Quant à la méthode, effectivement euthyphron, elle doit permettre d'aller au-delà, si on est dans une démarche de recherche. Le bombardement méthodique de kercoz n'en manque pas, de méthodes. Ce sont les objectifs recherchés qui ne sont pas les mêmes. Il correspond aux géomètres et chimistes cités plus haut qui savent déjà ce qu'ils cherchent.
En philosophie, comme je le vois et l'ai appris, l'idée est d'aller au-delà de l'idée justement, d'où la surprise permanente. C'est un objectif.
La méthode n'est qu'un outil, il dépend de nous d'en faire quelque chose de philosophique, et effectivement il y en a de tout ordre. J'aime les méthodes qui permettent une bonne articulation du discours et une évolution de l'argumentation qui soit conséquente.

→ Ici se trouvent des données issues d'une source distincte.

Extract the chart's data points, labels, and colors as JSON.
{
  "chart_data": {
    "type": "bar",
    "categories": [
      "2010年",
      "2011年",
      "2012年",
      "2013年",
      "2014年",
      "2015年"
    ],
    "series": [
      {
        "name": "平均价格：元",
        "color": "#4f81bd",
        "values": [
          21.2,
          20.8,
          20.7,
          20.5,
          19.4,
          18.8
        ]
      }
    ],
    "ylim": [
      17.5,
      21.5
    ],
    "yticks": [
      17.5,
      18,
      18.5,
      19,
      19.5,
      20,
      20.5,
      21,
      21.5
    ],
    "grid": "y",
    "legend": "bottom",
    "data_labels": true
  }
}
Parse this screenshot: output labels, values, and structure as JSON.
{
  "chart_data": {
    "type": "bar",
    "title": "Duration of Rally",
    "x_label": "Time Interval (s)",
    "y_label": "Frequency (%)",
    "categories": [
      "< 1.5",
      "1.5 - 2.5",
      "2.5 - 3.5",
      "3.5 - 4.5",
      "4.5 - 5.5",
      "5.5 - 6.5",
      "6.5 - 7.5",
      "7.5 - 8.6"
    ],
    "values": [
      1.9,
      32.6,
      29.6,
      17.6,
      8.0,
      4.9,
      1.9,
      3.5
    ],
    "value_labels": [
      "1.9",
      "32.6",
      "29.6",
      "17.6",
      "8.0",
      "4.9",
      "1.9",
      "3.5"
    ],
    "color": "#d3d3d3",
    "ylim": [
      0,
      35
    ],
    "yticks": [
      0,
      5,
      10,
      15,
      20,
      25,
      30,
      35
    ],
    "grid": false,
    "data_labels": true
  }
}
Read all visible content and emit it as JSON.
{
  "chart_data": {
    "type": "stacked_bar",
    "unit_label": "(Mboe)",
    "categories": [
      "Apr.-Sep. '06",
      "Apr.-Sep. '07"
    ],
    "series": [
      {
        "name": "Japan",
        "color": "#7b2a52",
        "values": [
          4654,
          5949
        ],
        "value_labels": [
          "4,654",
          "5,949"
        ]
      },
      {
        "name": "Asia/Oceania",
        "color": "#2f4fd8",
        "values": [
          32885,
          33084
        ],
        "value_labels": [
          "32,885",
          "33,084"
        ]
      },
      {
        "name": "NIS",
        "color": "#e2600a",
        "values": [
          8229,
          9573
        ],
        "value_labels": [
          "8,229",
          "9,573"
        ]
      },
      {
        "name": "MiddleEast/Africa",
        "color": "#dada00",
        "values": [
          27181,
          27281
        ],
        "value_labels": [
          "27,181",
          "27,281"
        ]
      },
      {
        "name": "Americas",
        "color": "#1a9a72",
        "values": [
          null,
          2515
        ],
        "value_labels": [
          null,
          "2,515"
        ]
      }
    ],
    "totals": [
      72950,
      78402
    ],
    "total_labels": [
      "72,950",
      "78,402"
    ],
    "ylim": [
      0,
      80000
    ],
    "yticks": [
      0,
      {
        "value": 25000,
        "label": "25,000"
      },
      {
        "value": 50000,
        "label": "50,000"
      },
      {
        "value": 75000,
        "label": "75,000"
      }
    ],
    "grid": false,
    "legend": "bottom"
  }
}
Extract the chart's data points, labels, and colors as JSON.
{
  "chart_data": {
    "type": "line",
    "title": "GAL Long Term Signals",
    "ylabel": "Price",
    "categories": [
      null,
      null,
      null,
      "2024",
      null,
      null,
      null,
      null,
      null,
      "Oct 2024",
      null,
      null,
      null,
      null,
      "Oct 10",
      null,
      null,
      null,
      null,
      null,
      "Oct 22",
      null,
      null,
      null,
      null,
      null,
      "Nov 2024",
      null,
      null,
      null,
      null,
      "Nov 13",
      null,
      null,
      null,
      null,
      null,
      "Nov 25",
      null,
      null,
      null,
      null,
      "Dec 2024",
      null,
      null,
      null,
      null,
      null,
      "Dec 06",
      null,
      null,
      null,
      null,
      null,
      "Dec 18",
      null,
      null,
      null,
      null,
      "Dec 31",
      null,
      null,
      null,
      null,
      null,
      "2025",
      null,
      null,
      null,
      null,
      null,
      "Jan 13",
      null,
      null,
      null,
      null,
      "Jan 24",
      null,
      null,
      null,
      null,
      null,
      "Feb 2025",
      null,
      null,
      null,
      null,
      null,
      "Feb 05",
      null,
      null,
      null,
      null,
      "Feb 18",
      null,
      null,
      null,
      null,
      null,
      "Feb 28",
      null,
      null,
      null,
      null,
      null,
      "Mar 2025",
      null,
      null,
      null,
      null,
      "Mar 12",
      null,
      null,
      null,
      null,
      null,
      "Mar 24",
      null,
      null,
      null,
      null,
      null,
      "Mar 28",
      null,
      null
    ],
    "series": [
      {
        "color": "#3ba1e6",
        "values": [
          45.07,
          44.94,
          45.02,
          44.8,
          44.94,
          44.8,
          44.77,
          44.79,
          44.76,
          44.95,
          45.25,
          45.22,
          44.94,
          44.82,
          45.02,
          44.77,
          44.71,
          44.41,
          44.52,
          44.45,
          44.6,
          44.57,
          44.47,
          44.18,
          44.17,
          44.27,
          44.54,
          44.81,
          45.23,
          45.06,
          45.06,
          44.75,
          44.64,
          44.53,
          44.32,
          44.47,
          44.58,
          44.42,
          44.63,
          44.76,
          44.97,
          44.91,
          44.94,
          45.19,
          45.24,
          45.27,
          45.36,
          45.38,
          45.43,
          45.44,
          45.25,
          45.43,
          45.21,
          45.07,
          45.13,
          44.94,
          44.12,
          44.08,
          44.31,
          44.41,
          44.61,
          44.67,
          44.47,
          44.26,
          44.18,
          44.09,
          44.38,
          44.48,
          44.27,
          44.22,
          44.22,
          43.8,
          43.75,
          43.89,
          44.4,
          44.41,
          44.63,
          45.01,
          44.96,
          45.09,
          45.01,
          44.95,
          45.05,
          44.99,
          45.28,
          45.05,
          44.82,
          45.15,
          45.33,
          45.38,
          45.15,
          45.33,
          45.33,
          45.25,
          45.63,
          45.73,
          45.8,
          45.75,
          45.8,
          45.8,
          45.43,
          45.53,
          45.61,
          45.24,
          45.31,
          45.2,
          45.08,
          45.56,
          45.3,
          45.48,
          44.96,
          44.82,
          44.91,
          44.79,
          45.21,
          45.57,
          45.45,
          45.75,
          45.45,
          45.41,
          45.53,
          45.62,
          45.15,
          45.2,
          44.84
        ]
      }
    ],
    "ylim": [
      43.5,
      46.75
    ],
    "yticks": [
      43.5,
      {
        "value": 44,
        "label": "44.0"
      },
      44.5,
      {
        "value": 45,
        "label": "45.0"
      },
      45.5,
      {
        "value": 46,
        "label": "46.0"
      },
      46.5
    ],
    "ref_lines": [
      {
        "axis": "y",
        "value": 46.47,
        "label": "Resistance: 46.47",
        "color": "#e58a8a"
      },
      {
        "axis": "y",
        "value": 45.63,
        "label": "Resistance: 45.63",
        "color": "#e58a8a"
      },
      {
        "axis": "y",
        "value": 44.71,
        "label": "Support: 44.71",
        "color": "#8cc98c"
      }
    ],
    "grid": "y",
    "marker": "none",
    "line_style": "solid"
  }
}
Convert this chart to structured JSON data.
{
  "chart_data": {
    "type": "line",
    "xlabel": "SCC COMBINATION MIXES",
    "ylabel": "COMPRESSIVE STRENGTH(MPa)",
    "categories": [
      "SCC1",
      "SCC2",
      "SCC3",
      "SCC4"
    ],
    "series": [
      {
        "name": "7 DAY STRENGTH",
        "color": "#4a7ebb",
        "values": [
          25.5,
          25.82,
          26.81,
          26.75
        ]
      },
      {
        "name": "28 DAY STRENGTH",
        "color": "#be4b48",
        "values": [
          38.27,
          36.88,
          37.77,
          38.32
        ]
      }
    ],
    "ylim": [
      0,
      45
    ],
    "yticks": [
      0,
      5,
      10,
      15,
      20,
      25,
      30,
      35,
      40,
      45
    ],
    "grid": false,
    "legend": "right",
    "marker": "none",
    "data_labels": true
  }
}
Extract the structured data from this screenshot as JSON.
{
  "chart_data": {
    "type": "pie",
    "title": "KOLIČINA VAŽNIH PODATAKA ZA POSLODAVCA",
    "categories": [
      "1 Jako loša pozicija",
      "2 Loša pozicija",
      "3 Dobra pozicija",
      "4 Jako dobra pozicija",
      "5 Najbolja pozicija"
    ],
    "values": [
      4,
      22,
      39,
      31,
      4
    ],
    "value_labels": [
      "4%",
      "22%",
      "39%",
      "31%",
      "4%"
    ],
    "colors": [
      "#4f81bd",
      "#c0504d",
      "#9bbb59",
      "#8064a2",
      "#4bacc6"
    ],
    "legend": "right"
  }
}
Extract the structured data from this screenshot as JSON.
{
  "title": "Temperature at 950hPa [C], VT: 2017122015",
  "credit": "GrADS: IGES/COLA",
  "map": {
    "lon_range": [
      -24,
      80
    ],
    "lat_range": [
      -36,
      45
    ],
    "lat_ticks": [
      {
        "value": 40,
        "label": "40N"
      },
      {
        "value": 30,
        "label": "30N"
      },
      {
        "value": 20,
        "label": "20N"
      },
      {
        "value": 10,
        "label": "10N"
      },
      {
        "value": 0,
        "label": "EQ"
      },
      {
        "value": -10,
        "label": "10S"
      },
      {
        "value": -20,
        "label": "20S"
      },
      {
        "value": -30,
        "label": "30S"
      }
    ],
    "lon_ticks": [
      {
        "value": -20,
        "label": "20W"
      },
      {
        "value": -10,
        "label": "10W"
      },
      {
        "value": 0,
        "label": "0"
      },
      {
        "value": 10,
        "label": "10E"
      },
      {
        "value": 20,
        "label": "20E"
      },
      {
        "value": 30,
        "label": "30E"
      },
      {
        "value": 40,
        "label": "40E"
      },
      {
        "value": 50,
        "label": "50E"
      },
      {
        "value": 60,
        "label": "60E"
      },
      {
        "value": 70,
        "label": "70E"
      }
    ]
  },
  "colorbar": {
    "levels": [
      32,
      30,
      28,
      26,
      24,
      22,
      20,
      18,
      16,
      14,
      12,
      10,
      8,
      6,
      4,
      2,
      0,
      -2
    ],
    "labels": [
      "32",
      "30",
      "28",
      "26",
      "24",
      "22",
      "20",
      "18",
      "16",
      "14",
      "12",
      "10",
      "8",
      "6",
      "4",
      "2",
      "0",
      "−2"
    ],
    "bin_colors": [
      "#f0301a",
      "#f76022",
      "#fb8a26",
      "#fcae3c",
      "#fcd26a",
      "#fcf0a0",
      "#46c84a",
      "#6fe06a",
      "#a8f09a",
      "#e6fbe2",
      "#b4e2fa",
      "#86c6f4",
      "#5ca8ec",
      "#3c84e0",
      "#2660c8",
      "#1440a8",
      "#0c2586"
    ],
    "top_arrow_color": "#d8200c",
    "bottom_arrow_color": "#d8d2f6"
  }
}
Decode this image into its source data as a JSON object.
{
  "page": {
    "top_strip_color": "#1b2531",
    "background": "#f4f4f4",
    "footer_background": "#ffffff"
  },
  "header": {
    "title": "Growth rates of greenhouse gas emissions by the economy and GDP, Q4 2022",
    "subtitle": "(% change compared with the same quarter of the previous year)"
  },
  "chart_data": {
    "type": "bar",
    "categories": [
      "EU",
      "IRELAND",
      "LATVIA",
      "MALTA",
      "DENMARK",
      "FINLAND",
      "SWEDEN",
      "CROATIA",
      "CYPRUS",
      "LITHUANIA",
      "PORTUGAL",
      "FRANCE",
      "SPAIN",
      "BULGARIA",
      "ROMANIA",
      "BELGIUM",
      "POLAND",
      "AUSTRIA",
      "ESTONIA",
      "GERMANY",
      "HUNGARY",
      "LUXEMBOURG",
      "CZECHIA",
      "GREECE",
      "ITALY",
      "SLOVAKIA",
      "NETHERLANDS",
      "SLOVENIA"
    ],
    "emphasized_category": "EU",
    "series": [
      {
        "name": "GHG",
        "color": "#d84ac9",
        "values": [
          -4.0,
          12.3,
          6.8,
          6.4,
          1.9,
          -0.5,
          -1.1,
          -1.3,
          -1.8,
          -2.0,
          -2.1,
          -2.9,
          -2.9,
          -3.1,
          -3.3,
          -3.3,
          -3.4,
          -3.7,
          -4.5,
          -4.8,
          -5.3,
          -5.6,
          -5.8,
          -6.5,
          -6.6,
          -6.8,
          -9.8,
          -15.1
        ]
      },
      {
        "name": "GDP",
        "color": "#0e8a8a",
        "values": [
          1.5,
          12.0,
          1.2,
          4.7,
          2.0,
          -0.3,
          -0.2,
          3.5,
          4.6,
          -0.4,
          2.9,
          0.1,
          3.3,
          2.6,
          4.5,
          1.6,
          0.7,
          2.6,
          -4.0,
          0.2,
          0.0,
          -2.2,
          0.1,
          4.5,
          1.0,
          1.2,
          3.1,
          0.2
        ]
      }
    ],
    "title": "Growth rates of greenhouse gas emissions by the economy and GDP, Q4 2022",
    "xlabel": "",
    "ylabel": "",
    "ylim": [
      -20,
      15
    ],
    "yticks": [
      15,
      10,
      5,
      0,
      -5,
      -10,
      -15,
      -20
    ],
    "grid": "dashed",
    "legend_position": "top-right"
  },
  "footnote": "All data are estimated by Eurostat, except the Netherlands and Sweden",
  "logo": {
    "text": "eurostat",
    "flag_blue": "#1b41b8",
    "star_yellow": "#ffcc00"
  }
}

La méthode nietzschéenne, basée sur la poésie, le lyrisme, une forme d'enthousiaste, et le désintérêt pour la structuration articulée complète du texte me déplait et me perd. Mais je m'y accroche et fidèle aux conseils amicaux, je cherche à lui donner du sens, mais c'est bien difficile. Le plus difficile étant de ne pas se fixer QUE sur "ce qui me parle", de ne pas retenir QUE les passages avec lesquels je suis naturellement d'accord, mais d'aller chercher ce que je ne comprends pas. Et cette "méthode" est une des premières difficultés et incompréhension.
_________________
Le Nord, c'est par là.
poussbois- Digressi(f/ve)
- Nombre de messages : 1616
Localisation : Petites Antilles
Date d'inscription : 18/07/2012
Re: Méthode du discours
à euthyphron le sujet est intéressant
La rigueur tient dans l'attitude face à la règle, pas à la règle.
Une règle en soi n'a pas plus de rigueur qu'une autre.
En revanche on la suit drastiquement
ou bien on se permet des privautés.
La règle du jeu d'échec peut effectivement produire autre chose qu'une partie normale si on se permet un laxisme sur la marche du cavalier.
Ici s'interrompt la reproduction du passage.